[Biopython-dev] Bio.SeqIO - Output
Peter
biopython-dev at maubp.freeserve.co.uk
Tue Jan 16 12:48:49 UTC 2007
I've been thinking about sequence output (i.e. writing sequence files),
and have come to the conclusion that my writer classes in
Bio/SeqIO/Interfaces.py are probably too complicated.
My current Bio.SeqIO output implementation tries to be very flexible -
if you look beyond the top level function WriteSequences (aka
SequencesToFile) then the individual writer classes have a confusing
range of capabilities.
New Idea
========
I was thinking that we should only support two cases for sequence output:
(*) simple sequential file formats
- record by record, or file at once
- can use a SeqRecord iterator (or a list)

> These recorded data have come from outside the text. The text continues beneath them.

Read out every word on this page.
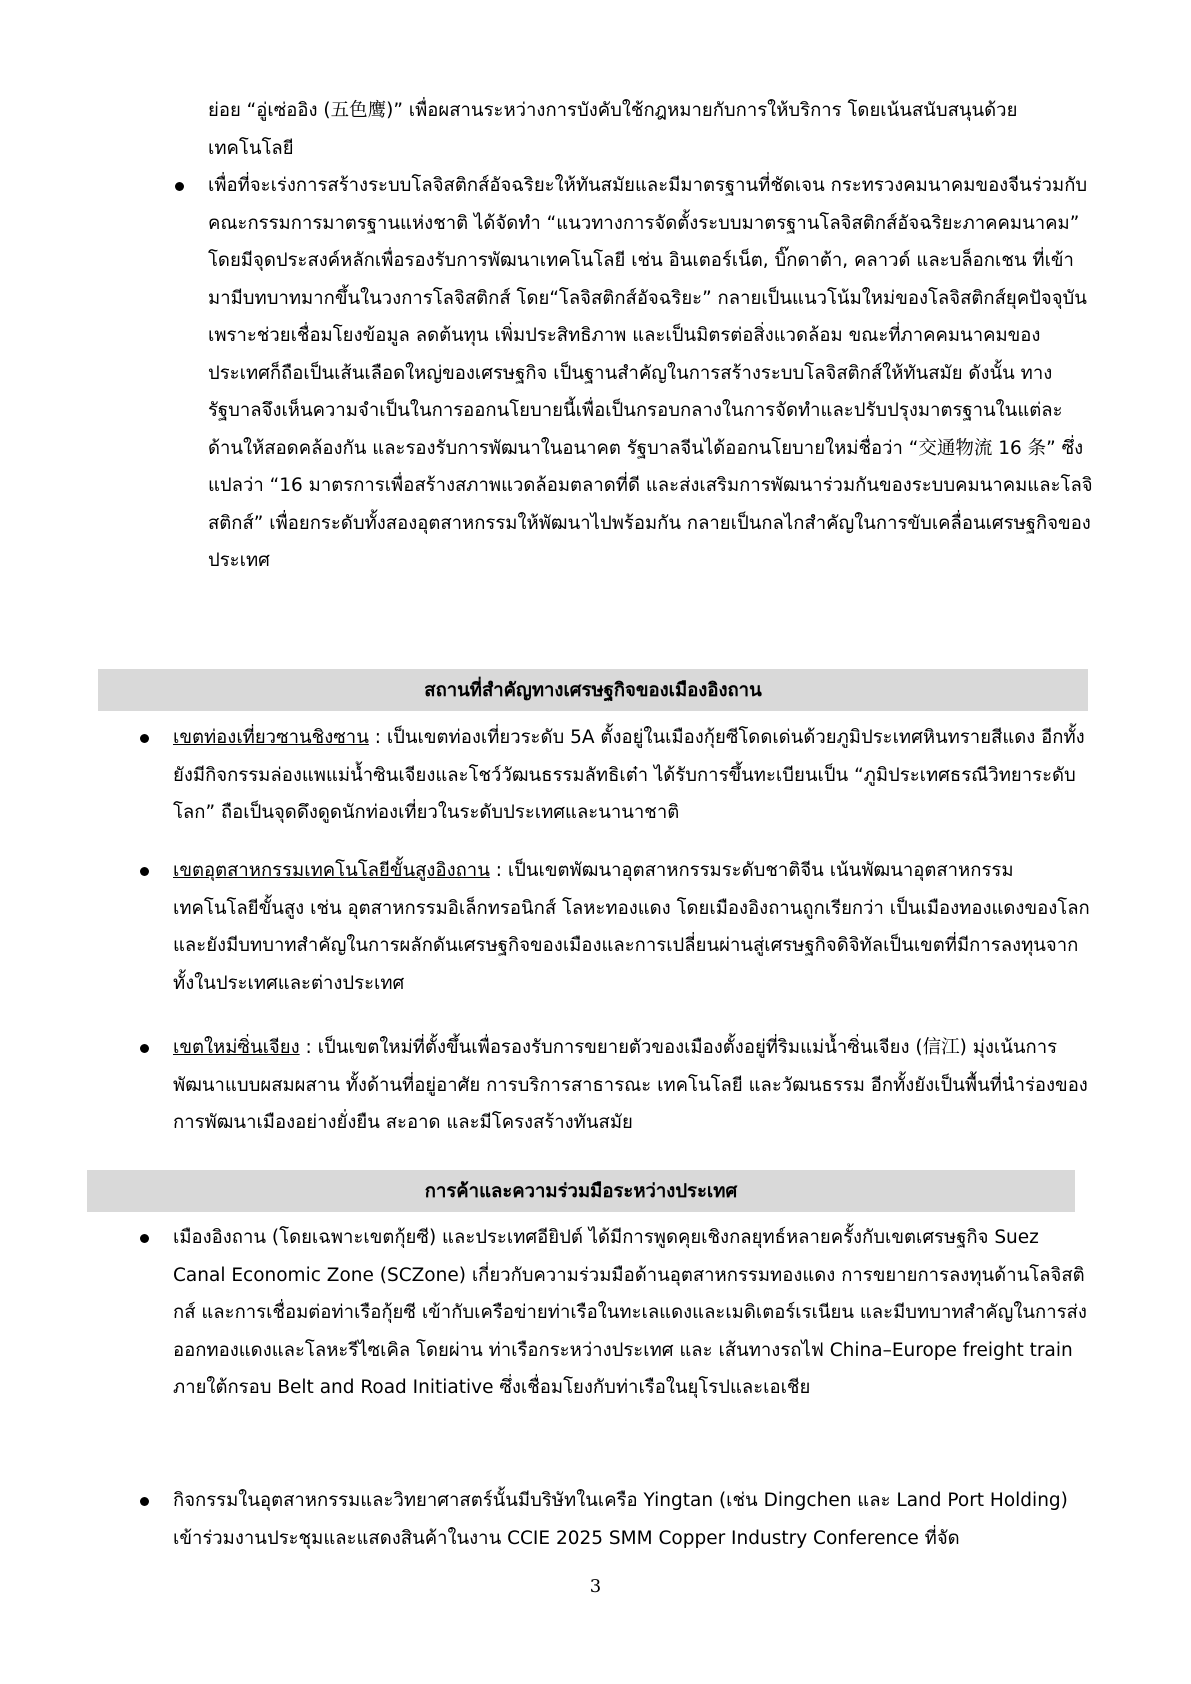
ย่อย “อู่เซ่ออิง (五色鹰)” เพื่อผสานระหว่างการบังคับใช้กฎหมายกับการให้บริการ โดยเน้นสนับสนุนด้วยเทคโนโลยี

เพื่อที่จะเร่งการสร้างระบบโลจิสติกส์อัจฉริยะให้ทันสมัยและมีมาตรฐานที่ชัดเจน กระทรวงคมนาคมของจีนร่วมกับคณะกรรมการมาตรฐานแห่งชาติ ได้จัดทำ “แนวทางการจัดตั้งระบบมาตรฐานโลจิสติกส์อัจฉริยะภาคคมนาคม” โดยมีจุดประสงค์หลักเพื่อรองรับการพัฒนาเทคโนโลยี เช่น อินเตอร์เน็ต, บิ๊กดาต้า, คลาวด์ และบล็อกเชน ที่เข้ามามีบทบาทมากขึ้นในวงการโลจิสติกส์ โดย“โลจิสติกส์อัจฉริยะ” กลายเป็นแนวโน้มใหม่ของโลจิสติกส์ยุคปัจจุบัน เพราะช่วยเชื่อมโยงข้อมูล ลดต้นทุน เพิ่มประสิทธิภาพ และเป็นมิตรต่อสิ่งแวดล้อม ขณะที่ภาคคมนาคมของประเทศก็ถือเป็นเส้นเลือดใหญ่ของเศรษฐกิจ เป็นฐานสำคัญในการสร้างระบบโลจิสติกส์ให้ทันสมัย ดังนั้น ทางรัฐบาลจึงเห็นความจำเป็นในการออกนโยบายนี้เพื่อเป็นกรอบกลางในการจัดทำและปรับปรุงมาตรฐานในแต่ละด้านให้สอดคล้องกัน และรองรับการพัฒนาในอนาคต รัฐบาลจีนได้ออกนโยบายใหม่ชื่อว่า “交通物流 16 条” ซึ่งแปลว่า “16 มาตรการเพื่อสร้างสภาพแวดล้อมตลาดที่ดี และส่งเสริมการพัฒนาร่วมกันของระบบคมนาคมและโลจิสติกส์” เพื่อยกระดับทั้งสองอุตสาหกรรมให้พัฒนาไปพร้อมกัน กลายเป็นกลไกสำคัญในการขับเคลื่อนเศรษฐกิจของประเทศ

สถานที่สำคัญทางเศรษฐกิจของเมืองอิงถาน

เขตท่องเที่ยวซานชิงซาน : เป็นเขตท่องเที่ยวระดับ 5A ตั้งอยู่ในเมืองกุ้ยซีโดดเด่นด้วยภูมิประเทศหินทรายสีแดง อีกทั้งยังมีกิจกรรมล่องแพแม่น้ำซินเจียงและโชว์วัฒนธรรมลัทธิเต๋า ได้รับการขึ้นทะเบียนเป็น “ภูมิประเทศธรณีวิทยาระดับโลก” ถือเป็นจุดดึงดูดนักท่องเที่ยวในระดับประเทศและนานาชาติ

เขตอุตสาหกรรมเทคโนโลยีขั้นสูงอิงถาน : เป็นเขตพัฒนาอุตสาหกรรมระดับชาติจีน เน้นพัฒนาอุตสาหกรรมเทคโนโลยีขั้นสูง เช่น อุตสาหกรรมอิเล็กทรอนิกส์ โลหะทองแดง โดยเมืองอิงถานถูกเรียกว่า เป็นเมืองทองแดงของโลก และยังมีบทบาทสำคัญในการผลักดันเศรษฐกิจของเมืองและการเปลี่ยนผ่านสู่เศรษฐกิจดิจิทัลเป็นเขตที่มีการลงทุนจากทั้งในประเทศและต่างประเทศ

เขตใหม่ซิ่นเจียง : เป็นเขตใหม่ที่ตั้งขึ้นเพื่อรองรับการขยายตัวของเมืองตั้งอยู่ที่ริมแม่น้ำซิ่นเจียง (信江) มุ่งเน้นการพัฒนาแบบผสมผสาน ทั้งด้านที่อยู่อาศัย การบริการสาธารณะ เทคโนโลยี และวัฒนธรรม อีกทั้งยังเป็นพื้นที่นำร่องของการพัฒนาเมืองอย่างยั่งยืน สะอาด และมีโครงสร้างทันสมัย

การค้าและความร่วมมือระหว่างประเทศ

เมืองอิงถาน (โดยเฉพาะเขตกุ้ยซี) และประเทศอียิปต์ ได้มีการพูดคุยเชิงกลยุทธ์หลายครั้งกับเขตเศรษฐกิจ Suez Canal Economic Zone (SCZone) เกี่ยวกับความร่วมมือด้านอุตสาหกรรมทองแดง การขยายการลงทุนด้านโลจิสติกส์ และการเชื่อมต่อท่าเรือกุ้ยซี เข้ากับเครือข่ายท่าเรือในทะเลแดงและเมดิเตอร์เรเนียน และมีบทบาทสำคัญในการส่งออกทองแดงและโลหะรีไซเคิล โดยผ่าน ท่าเรือกระหว่างประเทศ และ เส้นทางรถไฟ China–Europe freight train ภายใต้กรอบ Belt and Road Initiative ซึ่งเชื่อมโยงกับท่าเรือในยุโรปและเอเชีย

กิจกรรมในอุตสาหกรรมและวิทยาศาสตร์นั้นมีบริษัทในเครือ Yingtan (เช่น Dingchen และ Land Port Holding) เข้าร่วมงานประชุมและแสดงสินค้าในงาน CCIE 2025 SMM Copper Industry Conference ที่จัด

3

(*) all other file formats
- file at once only
- probably needs a list of SeqRecords (not an iterator)
For the sequential file formats such as fasta, genbank and swiss there
are no headers or footers - and a single sequence alone would be a valid
file.
For all other file formats (e.g. clustal, stockholm, phylip, anything in
XML, ...) we would only offer the "file at once" option.
When implementing a writer for a new file format, you just have to
implement a "write file" function or a "write record" function which
takes the record(s) and a handle. The implementation details are up to you.
Drawbacks
=========
There are some sequential file formats where, under the scheme above,
you would be forced to write the file in one go...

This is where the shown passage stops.